Methods:In this paper, we have proposed a novel model of layer attention graph convolutional network for microbe-drug association prediction. First, multiple biological data have been integrated into a heterogeneous network. Then, the heterogeneous network has been incorporated into a graph convolutional network to determine the embedded microbe and drug.

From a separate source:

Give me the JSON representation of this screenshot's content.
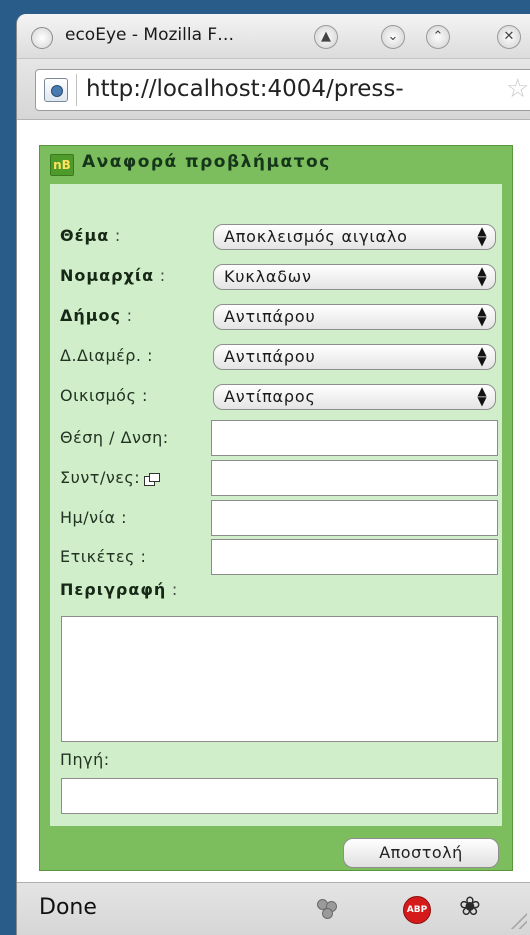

Finally, the microbe-drug association scores have been obtained by decoding the embedding of microbe and drug based on the layer attention mechanism.

Results:To evaluate the performance of our proposed model, leave-one-out crossvalidation (LOOCV) and 5-fold cross-validation have been implemented on the two datasets of aBiofilm and MDAD. As a result, based on the aBiofilm dataset, our proposed model has attained areas under the curve (AUC) of 0.9178 and 0.9022 on global LOOCV and local LOOCV, respectively. Based on aBiofilm dataset, the proposed model has attained an AUC value of 0.9018 and 0.8902 on global LOOCV and local LOOCV, respectively. In addition, the average AUC and standard deviation of the proposed model for 5- fold cross-validation on the aBiofilm and MDAD datasets were 0.9141±6.8556e-04 and 0.8982±7.5868e-04, respectively. Also, two kinds of case studies have been further conducted to evaluate the proposed models.

Conclusion:Traditional methods for microbe-drug association prediction are timeconsuming and laborious. Therefore, the computational model proposed was used to predict new microbe-drug associations. Several evaluation results have shown the proposed model to achieve satisfactory results and that it can play a role in drug development and precision medicine.